3.5.05

Ratzinger, a Igreja e a pena de morte

Entusiasmaram-se os media em encontrar as fraquezas do novo Papa e eis que começam a citar o então Cardeal Ratzinger:
Quando a pena de morte é legal, o que se faz é condenar um indivíduo que cometeu um delito comprovado de extrema gravidade, e que, além disso, constitui um perigo para a paz social; isto é: castiga-se um culpado. No aborto, pelo contrário, aplica-se a pena de morte a um inocente.
(O Sal da Terra, tradução minha da edição castelhana, p. 220)

A partir daqui surgiu a ideia peregrina de que o Papa é a favor da pena de morte! Esqueceram-se muitos comentadores do contexto (oh, esse chato que tem o poder de destruir qualquer argumento). Ora, o contexto em que surge a frase era a resposta a uma questão. E a questão não era (como tantos terão pensado): o que acha da pena de morte? Ou: deve admitir-se a pena de morte?
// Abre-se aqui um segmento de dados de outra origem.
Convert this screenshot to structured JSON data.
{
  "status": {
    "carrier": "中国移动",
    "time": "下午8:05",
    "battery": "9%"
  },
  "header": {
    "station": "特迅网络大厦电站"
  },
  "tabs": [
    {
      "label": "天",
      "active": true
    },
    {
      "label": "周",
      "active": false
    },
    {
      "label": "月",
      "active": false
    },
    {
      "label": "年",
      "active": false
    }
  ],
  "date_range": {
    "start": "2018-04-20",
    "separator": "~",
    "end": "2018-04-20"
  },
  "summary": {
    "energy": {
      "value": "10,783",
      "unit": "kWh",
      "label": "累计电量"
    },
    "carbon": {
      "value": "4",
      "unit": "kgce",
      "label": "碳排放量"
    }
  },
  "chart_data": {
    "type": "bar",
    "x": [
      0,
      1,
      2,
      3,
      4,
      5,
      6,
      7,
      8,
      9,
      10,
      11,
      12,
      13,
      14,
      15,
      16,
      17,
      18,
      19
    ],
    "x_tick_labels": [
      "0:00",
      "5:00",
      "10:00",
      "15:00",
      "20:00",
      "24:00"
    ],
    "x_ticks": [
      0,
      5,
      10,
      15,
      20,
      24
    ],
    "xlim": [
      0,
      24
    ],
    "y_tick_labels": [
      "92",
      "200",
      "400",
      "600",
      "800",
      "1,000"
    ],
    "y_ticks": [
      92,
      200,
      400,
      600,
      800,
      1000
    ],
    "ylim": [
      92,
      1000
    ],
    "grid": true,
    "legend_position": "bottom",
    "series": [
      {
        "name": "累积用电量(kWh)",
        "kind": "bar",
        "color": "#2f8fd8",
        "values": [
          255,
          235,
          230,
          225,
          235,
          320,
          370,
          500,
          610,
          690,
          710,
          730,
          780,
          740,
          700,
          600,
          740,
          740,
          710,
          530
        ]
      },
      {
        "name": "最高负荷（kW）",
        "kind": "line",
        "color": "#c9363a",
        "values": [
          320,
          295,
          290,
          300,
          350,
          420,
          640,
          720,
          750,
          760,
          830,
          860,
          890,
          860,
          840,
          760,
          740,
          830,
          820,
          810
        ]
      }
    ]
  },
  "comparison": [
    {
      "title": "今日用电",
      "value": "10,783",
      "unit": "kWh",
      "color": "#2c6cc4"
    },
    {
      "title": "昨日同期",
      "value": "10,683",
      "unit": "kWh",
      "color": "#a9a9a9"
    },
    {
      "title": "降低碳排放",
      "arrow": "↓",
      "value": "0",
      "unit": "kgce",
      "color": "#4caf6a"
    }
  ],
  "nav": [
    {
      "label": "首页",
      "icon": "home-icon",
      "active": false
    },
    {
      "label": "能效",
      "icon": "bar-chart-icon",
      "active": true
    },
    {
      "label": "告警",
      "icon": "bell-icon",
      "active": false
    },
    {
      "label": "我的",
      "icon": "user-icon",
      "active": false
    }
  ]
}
A questão era saber porque razão a Igreja condena o aborto e tolera a pena de morte. Ratzinger começou a responder ao que lhe foi pedido afirmando que são duas coisas totalmente diferentes, que não admitem comparação. Logo, a discussão deveria morrer aqui! Mas alguns insistiram em comparar (citando Caetano Veloso: Tanto espírito no feto e nenhum no marginal).

Antes de prosseguir só gostava de levantar uma questão: estarão os críticos do Papa dispostos a levar até ao fim a sua crítica? Isto é: se a lógica anti-aborto deveria levar à condenação da pena de morte, não deveria a condenação da pena de morte levar, por maioria de razão, à recusa do aborto?

A resposta de Ratzinger enquadra-se no pensamento da tradição católica, expresso no Catecismo: a pena de morte surge entre os pontos referidos ao homicídio, enquadrada nas situações de legítima defesa. Do mesmo modo que a moral individual não culpabiliza uma acção de duplo efeito que tem por objectivo directo a defesa proporcionada, mesmo que conduza à morte do agressor, a moral social reconhece ao Estado o direito de, tendo por objectivo primeiro a legítima defesa da comunidade, realizar uma condenação à morte.

O problema que se coloca é o de saber em que medida pode um Estado, que teve capacidade para capturar e julgar um determinado indivíduo, afirmar que não tem capacidade para neutralizar a sua acção. Foi este problema que levou João Paulo II a afirmar que o aperfeiçoamento dos sistemas penais torna os casos de pena de morte muito raros, senão mesmo praticamente inexistentes! (cf. Evangelium Vitae, n.º 65).

A doutrina da Igreja não promove a pena de morte. Bem pelo contrário: veja-se o texto que João Paulo II dirigiu ao Conselho Europeu, por ocasião do 50º aniversário da assinatura da Convenção Europeia dos Direitos do Homem. Mas, numa atitude sensata, não nega que possam surgir situações em que ela seja a única solução. Voltando a pegar nos argumentos dos militantes pró-aborto, é muito frequente ouvir dizer que ninguém é a favor do aborto, mas eu há casos em que… Será que aceitarão a justificação de que a Igreja não é a favor da pena de morte, mas pode haver casos em que…

Esses casos não são os de um Bin Laden qualquer! São as situações em que a ordem pública esteja seriamente ameaçada e as instituições penais ejam incapazes de garantir o cumprimento de outra pena. Por isso, não se pode defender, à luz do Catecismo, a re-introdução da pena de morte no ordenamento jurídico português. Do mesmo modo, não me parece que o Catecismo justifique a existência de pena de morte nos EUA. Aliás, a pena de morte não está prevista no ordenamento penal do Estado da Cidade do Vaticano. O Catecismo da Igreja Católica não faz uma excepção cultural, ao estilo daquela que o Parlamento português aprovou para os touros de morte em Barrancos. Prevê é que, em determinadas circunstâncias históricas, poderá não haver alternativa. Afinal, é a mesma atitude sensata que levou os teólogos jesuítas da era moderna a defender a direito à revolta e ao tiranicídio!